As diferenças culturais aqui na Inglaterra são incorporadas no currículo escolar. Alunos da escola primária comemoram datas significativas de outras culturas, como o ano chinês, indiano, judeu, muçulmano e ortodoxo. A Inglaterra depende do trabalho de imigrantes. A Inglaterra depende do talento de jovens europeus que pra cá vêm estudar. A Inglaterra depende dos acordos comerciais com a União Europeia.
Como é a votação para primeiro-ministro no Reino Unido?
O sistema eleitoral britânico é bem diferente do Brasil. O voto é facultativo. O eleitor não vota no primeiro-ministro mas escolhe o candidato à deputado que representa o seu distrito local. Ou seja, eu só posso votar nos candidatos inscritos na minha circunscrição, geralmente um representante de cada partido. E assim cada distrito garante um representante num total de 650 cadeiras no Parlamento.
Independente do número total de votos, o partido que conseguir a maioria parlamentar obtendo o maior número de cadeiras, ou seja o cobiçado número de 326 deputados, vence as eleições. O líder do partido, que tem que ter assegurado vitória no seu próprio distrito eleitoral, apresenta-se a Rainha como primeiro-ministro para formar o novo governo.

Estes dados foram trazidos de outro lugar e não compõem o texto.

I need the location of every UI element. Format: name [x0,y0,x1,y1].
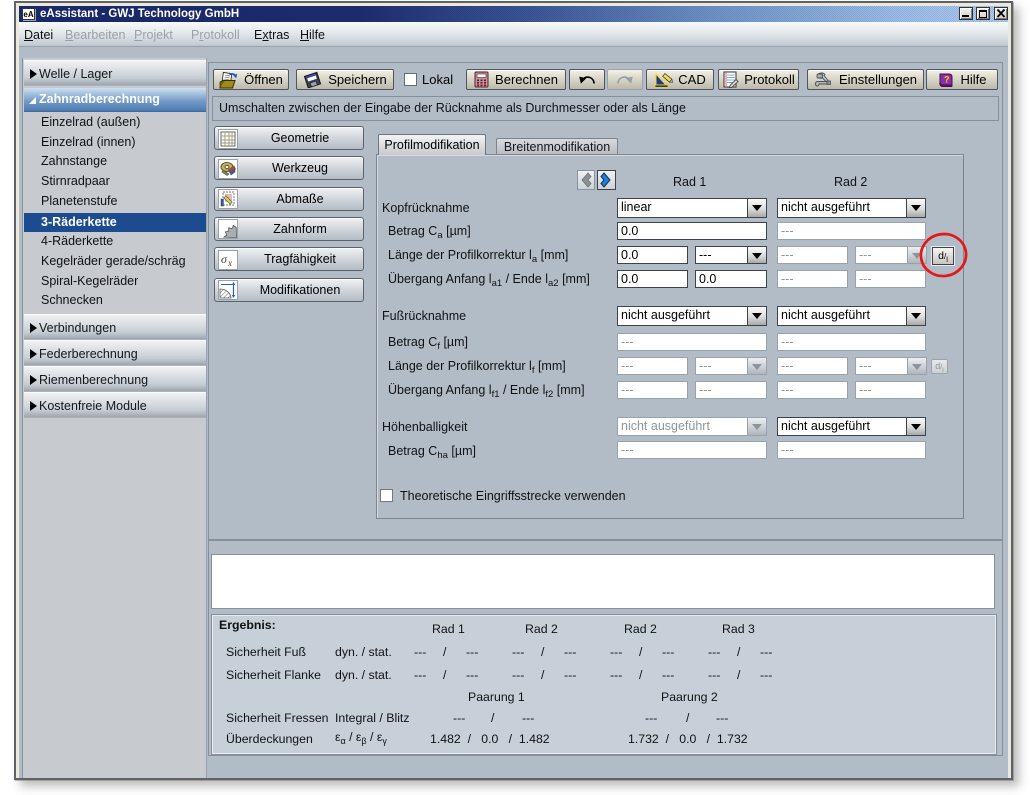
svg-text:σ: σ [221,252,228,266]
svg-text:x: x [227,258,232,268]
svg-text:?: ? [944,74,950,84]
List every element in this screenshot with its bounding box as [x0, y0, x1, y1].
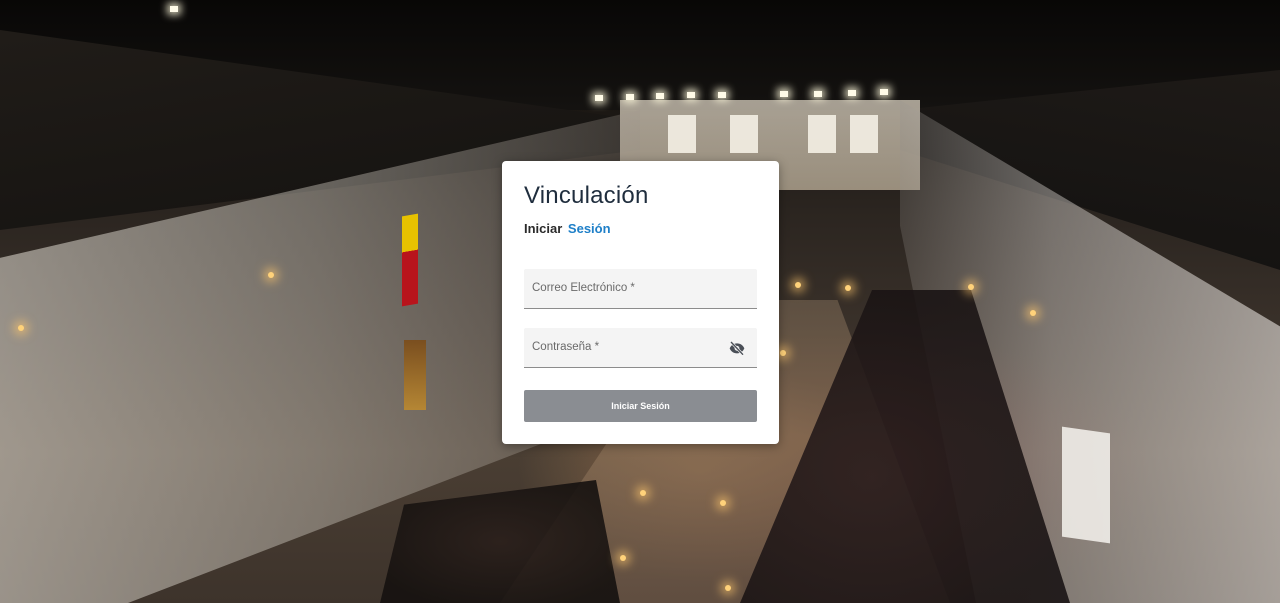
- projection-screen: [1062, 426, 1110, 544]
- app-title: Vinculación: [524, 182, 649, 209]
- ceiling-light: [687, 92, 695, 98]
- login-button[interactable]: Iniciar Sesión: [524, 390, 757, 422]
- eye-off-icon[interactable]: [729, 341, 745, 356]
- ceiling-light: [848, 90, 856, 96]
- floor-candle: [725, 585, 731, 591]
- ceiling-light: [814, 91, 822, 97]
- floor-candle: [620, 555, 626, 561]
- ceiling-light: [780, 91, 788, 97]
- subtitle-iniciar: Iniciar: [524, 221, 563, 236]
- password-input[interactable]: [524, 328, 757, 367]
- floor-candle: [720, 500, 726, 506]
- email-field[interactable]: Correo Electrónico *: [524, 269, 757, 309]
- audience-left: [380, 480, 620, 603]
- login-subtitle: Iniciar Sesión: [524, 221, 757, 237]
- ceiling-light: [626, 94, 634, 100]
- wall-lamp: [968, 284, 974, 290]
- far-window: [850, 115, 878, 153]
- far-window: [730, 115, 758, 153]
- ceiling-light: [595, 95, 603, 101]
- login-card: Vinculación Iniciar Sesión Correo Electr…: [502, 161, 779, 444]
- wall-lamp: [268, 272, 274, 278]
- far-window: [808, 115, 836, 153]
- far-window: [668, 115, 696, 153]
- wall-lamp: [1030, 310, 1036, 316]
- email-input[interactable]: [524, 269, 757, 308]
- ceiling-light: [880, 89, 888, 95]
- eye-off-icon-svg: [729, 341, 745, 356]
- floor-candle: [795, 282, 801, 288]
- floor-candle: [640, 490, 646, 496]
- floor-candle: [845, 285, 851, 291]
- wall-lamp: [18, 325, 24, 331]
- ceiling-light: [656, 93, 664, 99]
- banner: [404, 340, 426, 410]
- ceiling-light: [170, 6, 178, 12]
- ceiling-light: [718, 92, 726, 98]
- subtitle-sesion: Sesión: [567, 221, 611, 236]
- floor-candle: [780, 350, 786, 356]
- password-field[interactable]: Contraseña *: [524, 328, 757, 368]
- flag: [402, 213, 418, 307]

Na eleição desta semana Boris Johnson foi aclamado primeiro-ministro com uma maioria de 364 cadeiras de parlamentares conservadores. A maior vitória do partido desde 1987, na era de Thatcher. Tradicionalmente as eleições se realizam numa quinta-feira. Acredita-se que nos séculos passados sexta-feira era o dia de pagamento e assim na quinta trabalhadores não teriam muito dinheiro para se embebedar e votavam lúcidos!
O dia da eleição não é feriado e as urnas ficam abertas das 7 da manhã às 10 da noite quando o sino do Big Ben toca uma badalada especial indicando o fechamento das urnas. O voto não é eletrônico e as cédulas são preenchidas a lápis. Os votos são contados em centros regionais. Na última quinta-feira eu fui exercer o meu direito civil. Aqui ninguém precisa de título de eleitor. Basta se cadastrar online e comparecer à mesa eleitoral e confirmar seu endereço, sem identidade alguma! Com o voto não obrigatório a participação raramente passa de 70% do total de eleitores.